Na vida em comunidade, é muito difícil que o trabalho seja dividido de tal forma que todos tenham de realizar o mesmo esforço sempre.
Para chegar a essa conclusão, publicada recentemente na revista Pnas, os pesquisadores analisaram um grupo de 24 famílias da etnia quechua, grupo indígena que vive no altiplano do Peru. Essa pequena população foi escolhida por ter uma organização que facilitaria aos autores observar como ocorria a divisão tanto das tarefas quanto dos produtos desse trabalho, compreendendo assim o sistema colaborativo existente ali. Ficou claro que os moradores dependiam muito de ações em grupo, já que algumas famílias viviam em lugares com melhor acesso a água e comida, enquanto outras precisavam recorrer aos vizinhos. Além disso, muitas tarefas necessitavam do engajamento de todos para serem terminadas.
Os especialistas se surpreenderam com o fato de que aqueles que contribuíam menos acabam recebendo o mesmo montante de recursos. “Havia esse pequeno grupo de pessoas que se esforçava muito mais que outras para manter os recursos de sobrevivência da comunidade.
Os dois antropólogos perceberam, então, que os mais dedicados eram tidos pelo resto da comunidade como “trabalhadores” e “confiáveis”. A reputação deles também incluía adjetivos como “generosos”, “influentes” e “respeitáveis”. Essa imagem positiva trazia alguns benefícios, notaram os autores, como uma rede de suporte social que acabava garantindo, entre outras consequências, melhores condições de saúde para toda a família.

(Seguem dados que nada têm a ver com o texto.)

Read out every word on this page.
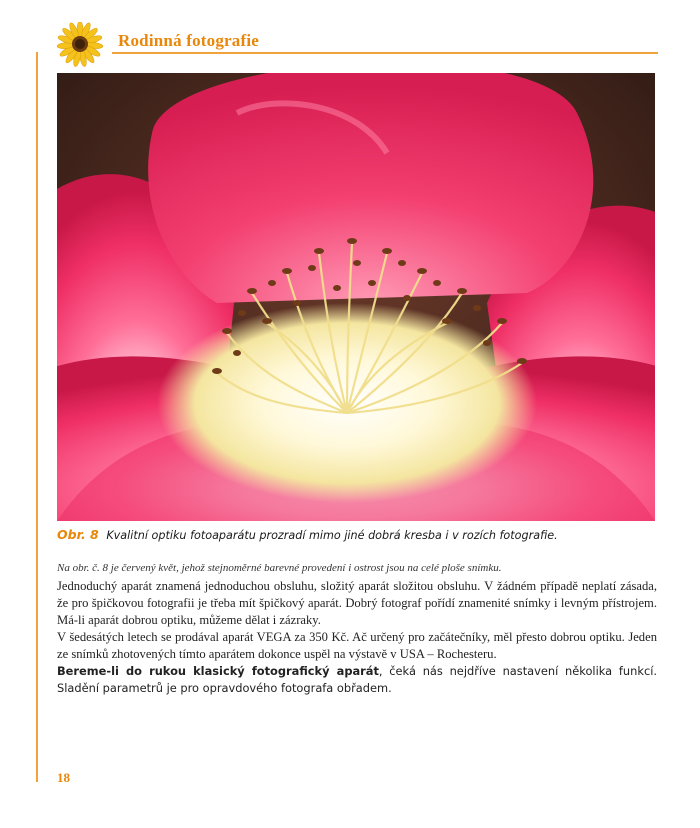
Rodinná fotografie
Obr. 8 Kvalitní optiku fotoaparátu prozradí mimo jiné dobrá kresba i v rozích fotografie.
Na obr. č. 8 je červený květ, jehož stejnoměrné barevné provedení i ostrost jsou na celé ploše snímku.
Jednoduchý aparát znamená jednoduchou obsluhu, složitý aparát složitou obsluhu. V žádném případě neplatí zásada, že pro špičkovou fotografii je třeba mít špičkový aparát. Dobrý fotograf pořídí znamenité snímky i levným přístrojem. Má-li aparát dobrou optiku, můžeme dělat i zázraky.
V šedesátých letech se prodával aparát VEGA za 350 Kč. Ač určený pro začátečníky, měl přesto dobrou optiku. Jeden ze snímků zhotovených tímto aparátem dokonce uspěl na výstavě v USA – Rochesteru.
Bereme-li do rukou klasický fotografický aparát, čeká nás nejdříve nastavení několika funkcí. Sladění parametrů je pro opravdového fotografa obřadem.
18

“Uma possível razão é que aqueles que contribuem mais recebem benefícios de reputação, enquanto aqueles que se esforçam menos obtêm custos de reputação. Ajudar com as tarefas que são vitais para a sobrevivência dos membros da comunidade pode ser sinal de valor. Uma reputação positiva pode melhorar o apoio a partir de redes sociais”, analisa Lyle. Ele acredita que o estudo ajuda a entender melhor como funcionam as relações humanas em grupo e a importância das atitudes perante as redes sociais. “Nossos resultados contribuem para os esforços em curso para compreender as forças que moldam a evolução (cultural ou genética) da cooperação.”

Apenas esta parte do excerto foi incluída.